How do you incorporate ethics into the training of future engineers?
“Ethical design is not a side topic—it’s an integral part of every intelligent system,” he says. In his teaching, he incorporates real failure analyses in autonomous systems to discuss data bias, automated decision-making, and the social consequences of technology
He encourages students to ask critical questions like: Who benefits? What could go wrong? How do we ensure transparency? He also promotes sustainable design by evaluating the environmental impact of materials and energy consumption. “Training responsible engineers means teaching them to ask the right questions,” he concludes.

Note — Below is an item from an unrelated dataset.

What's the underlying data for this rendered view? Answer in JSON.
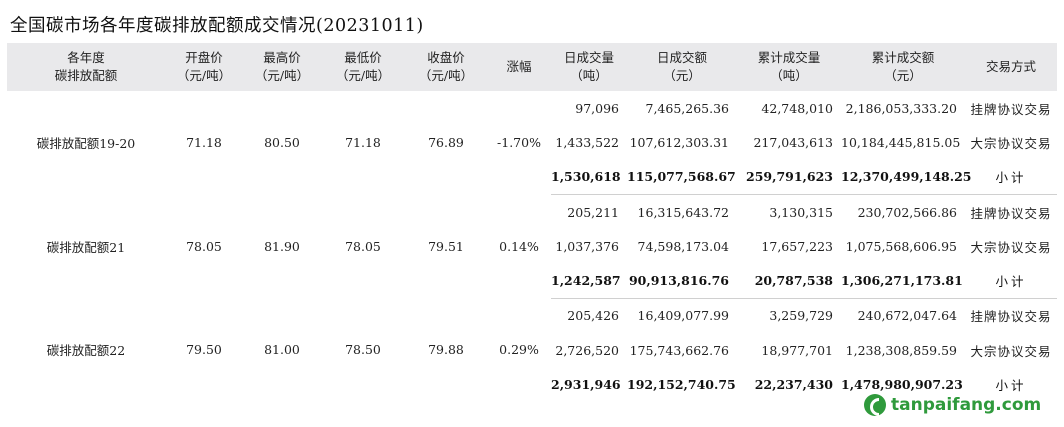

Would you recommend working with EDIBON?
“Absolutely,” he replies firmly. “I would recommend EDIBON without hesitation to colleagues, researchers, and professors.” He highlights the company’s commitment to technical education, the quality of its didactic solutions, and its focus on connecting theory with practice. “My experience with EDIBON has been enriching. It’s not just about technology—it’s about a human team committed to the future of engineering. ”.
Engr. Muhammad Zakir Shaikh represents a new generation of academic leaders who understand technology as a tool for human progress. His comprehensive vision of education—where theory meets practice and ethics—fully aligns with EDIBON’s values.
In a constantly evolving world, we at EDIBON share his commitment to modern, inclusive, and socially responsible technical training. Because preparing the engineers of tomorrow involves not only transmitting knowledge, but also cultivating awareness, curiosity, and integrity.